Hast du chinesische Wurzeln?

sven_headHätte ich gern :-)

Meine erste richtige eigene Website hieß taoismandpoetry.org – das war noch vor meiner Zeit als Webdesigner Mitte der neunziger Jahre. Merkwürdigerweise war die Site auf Englisch. Denn jemand hatte zuvor das Buch vom unbeschwerten Leben ins Englische übersetzt. Den Übersetzer hatte ich auf Compuserv kennengelernt. Die Website habe ich später aufgegeben wegen der Selbständigkeit.

Ich weiss nicht, ob du es gesehen hast. Es gibt auch eine Website dafür, sie heißt anderswwwo.de – dort habe ich Visuals gebastelt. Insbesondere für die Tao Sprüche. Fast alle sind aus den Büchern, die zitiere ich dort. Traffic hat die Seite fast nicht, und wenn, dann meist von Pinterest. Womit wir wieder beim Thema wären ;-)

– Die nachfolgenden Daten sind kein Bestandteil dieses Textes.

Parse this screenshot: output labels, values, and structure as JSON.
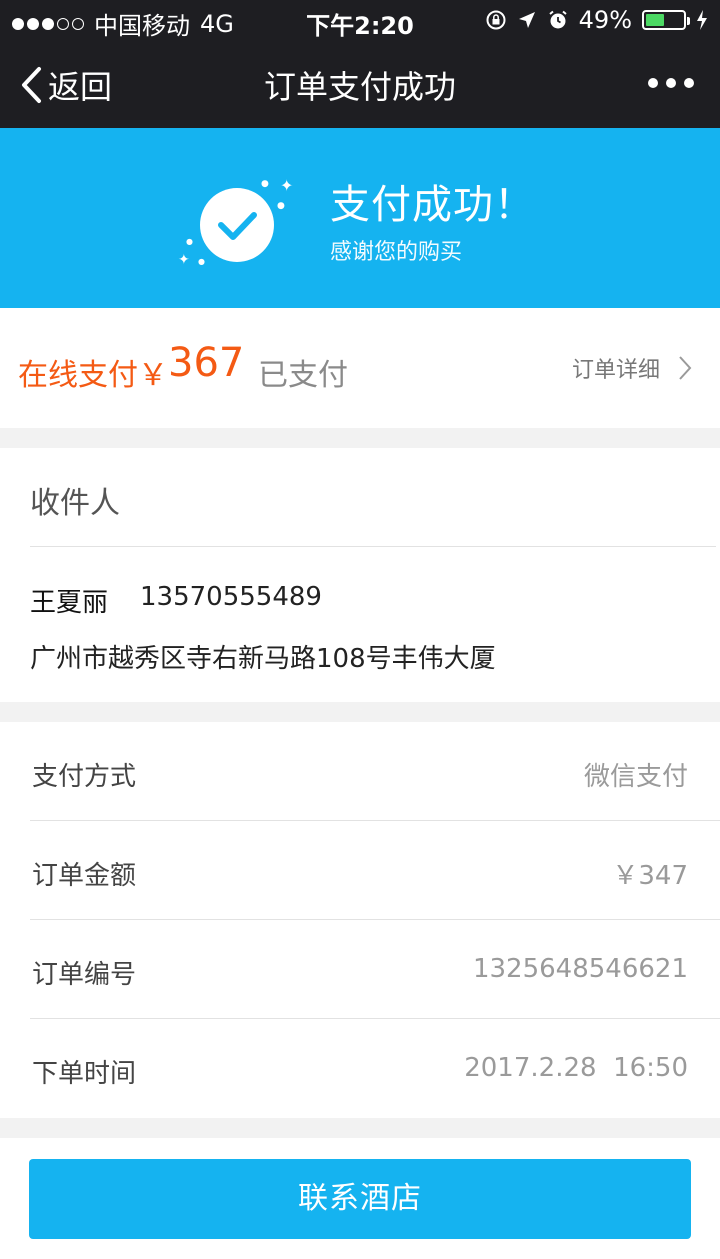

Du nimmst bei Twitter Geld in die Hand und sponserst deine Beiträge. Welche Erfahrungen hast du dabei gemacht? Kannst du deutlich mehr Besucher für dein Blog und dem Newsletter verzeichnen? Verrätst du uns auch, wie viel man in etwa ausgeben muss, wenn man so wie du ca. 4 Beiträge im Monat veröffentlicht?

sven_headJa, ich nutze Twitter Ads, um schneller voranzukommen. Ausprobiert hatte ich neben ein paar kleinen Bannern auf Websites auch SEA, aber Google AdWords sind mir mindestens eine Dimension zu kompliziert und auch bei Bing bin ich nicht weit gekommen. Das ist nichts für Laien.

Facebook hatte ich letztes Jahr vor Conterest für mich getestet. Aber das tat nur meinem Facebook-Account gut, nicht den beworbenen Blogs. Vielleicht bin ich es falsch angegangen.

Bei Twitter läuft es gut. Die Idee ist, mit einen kleinen Betrag von 30,- oder 50,- Euro einen neuen Beitrag zu pushen. Der Effekt ist in etwa so, als hätte ich 10 mal mehr Follower als tatsächlich. Es ist aber sehr unterschiedlich je nach Thema. Wenn es gut läuft, kann man nachlegen – die Verlockung ist da groß. Wenn es schlecht läuft, das heißt die Ads kaum geklickt werden und es zu teuer wird, kann man seine Kampagne auch stoppen.
Lieber als einen US Konzern hätte ich das Geld Bloggern gegeben. Wenn ich gewusst hätte, wem und wo.

Es fehlt ein Verzeichnis oder so etwas. Eine seriöse Banneranzeige in einem thematisch passenden Blog finde ich geldwert. Das wären meist auch nur kleinen Beträge, zweistellig im Monat – je nach Traffic. Meist ist der nicht so hoch. Aber das ist vielleicht nicht mehr zeitgemäß. Das Werbebanner scheint ein Auslaufmodell zu sein.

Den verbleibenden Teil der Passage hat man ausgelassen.